Data Analysis - Identification of duplicate files on Eagle

Recently, we’ve been bumping into our storage limit on Eagle (our Synology DS413):

(http://eagle.fish.washington.edu/Arabidopsis/20160114_eagle_storage.jpg)

Being fairly certain that there’s a significant amount of large datasets that is duplicated throughout Eagle, I ran a program on Linux called “fslint”. It searches for duplicates files based on a few parameters and is smart enough to be able to compare files with different filenames that share the same file contents!

I decided to check for duplicate files in the Eagle/archive folder and the Eagle/web folder. Initially, I tried searching for duplicates across all of Eagle, but after a week of running I got tired of waiting for results and ran the analysis on those two directories independently. As such, there is a possibility that there are more duplicates (consuming even more space) across the remainder of Eagle that have not been identified. However, this is a good starting point.

Here are the two output files from the fslint analysis:

To get a summary of the fslint output, I tallied the total amount of duplicates files that were >100MB in size. This was performed in a Jupyter notebook (see below): Notebook Viewer: 20160114_wasted_space_synologies.ipynb Jupyter (IPython) Notebook File: 20160114_wasted_space_synologies.ipynb

Here are the cleaned output files from the fslint analysis:

Summary

There are duplicates of files (>100MB in size) that are consuming at least 730GB!

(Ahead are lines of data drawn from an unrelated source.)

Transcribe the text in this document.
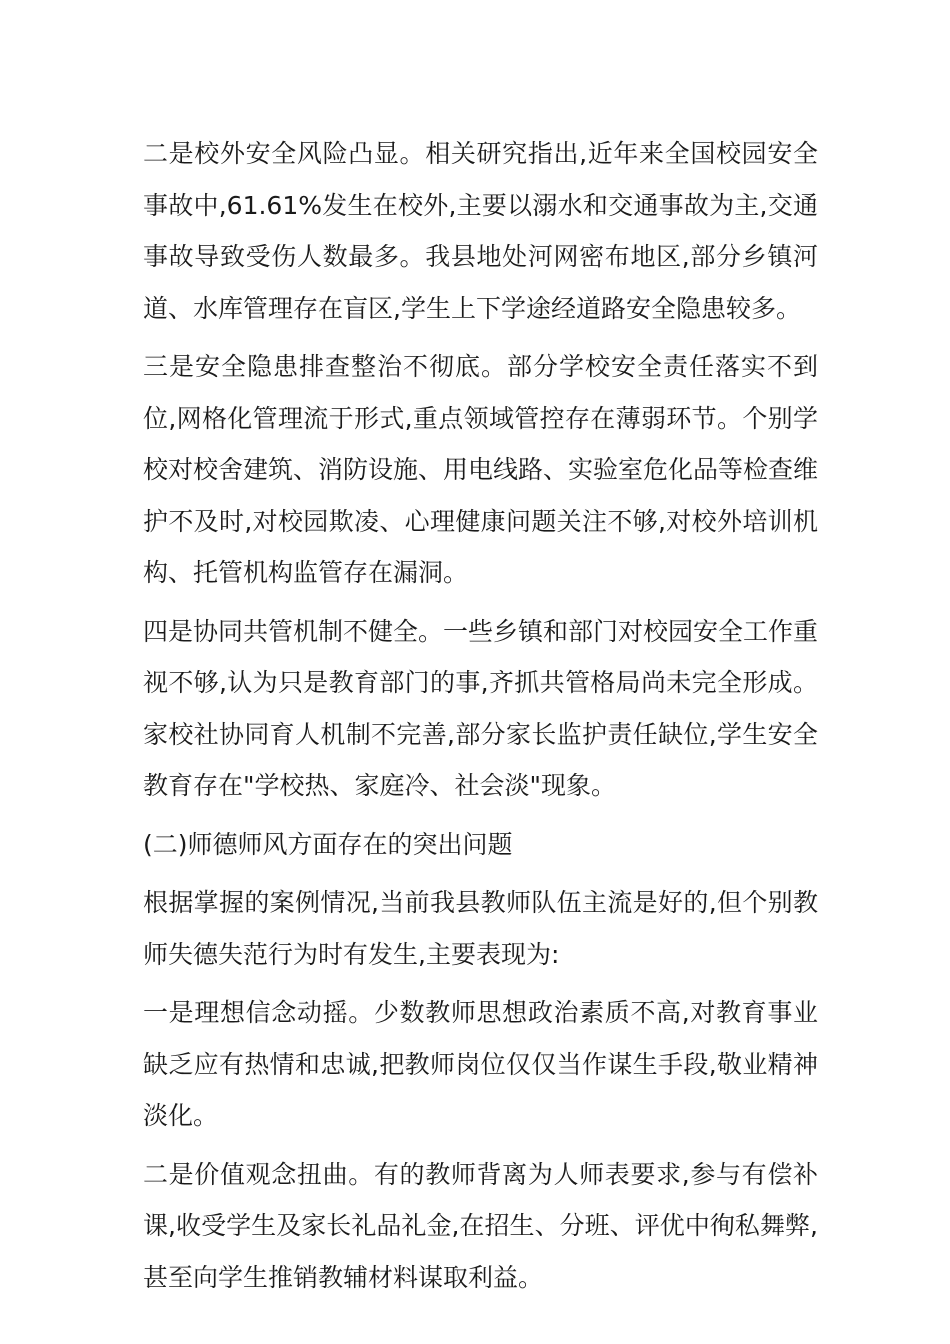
二是校外安全风险凸显。相关研究指出,近年来全国校园安全事故中,61.61%发生在校外,主要以溺水和交通事故为主,交通事故导致受伤人数最多。我县地处河网密布地区,部分乡镇河道、水库管理存在盲区,学生上下学途经道路安全隐患较多。

三是安全隐患排查整治不彻底。部分学校安全责任落实不到位,网格化管理流于形式,重点领域管控存在薄弱环节。个别学校对校舍建筑、消防设施、用电线路、实验室危化品等检查维护不及时,对校园欺凌、心理健康问题关注不够,对校外培训机构、托管机构监管存在漏洞。

四是协同共管机制不健全。一些乡镇和部门对校园安全工作重视不够,认为只是教育部门的事,齐抓共管格局尚未完全形成。家校社协同育人机制不完善,部分家长监护责任缺位,学生安全教育存在"学校热、家庭冷、社会淡"现象。

(二)师德师风方面存在的突出问题

根据掌握的案例情况,当前我县教师队伍主流是好的,但个别教师失德失范行为时有发生,主要表现为:

一是理想信念动摇。少数教师思想政治素质不高,对教育事业缺乏应有热情和忠诚,把教师岗位仅仅当作谋生手段,敬业精神淡化。

二是价值观念扭曲。有的教师背离为人师表要求,参与有偿补课,收受学生及家长礼品礼金,在招生、分班、评优中徇私舞弊,甚至向学生推销教辅材料谋取利益。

Since the majority of these files exist in the Eagle/web folder, careful consideration will have to be taken in determining which duplicates (if any) can be deleted since it’s highly possible that there are notebooks that link to some of the files. Regardless, this analysis shows just how space is being consumed by the presence of large, duplicate files; something to consider for future data handling/storage/analysis with Eagle.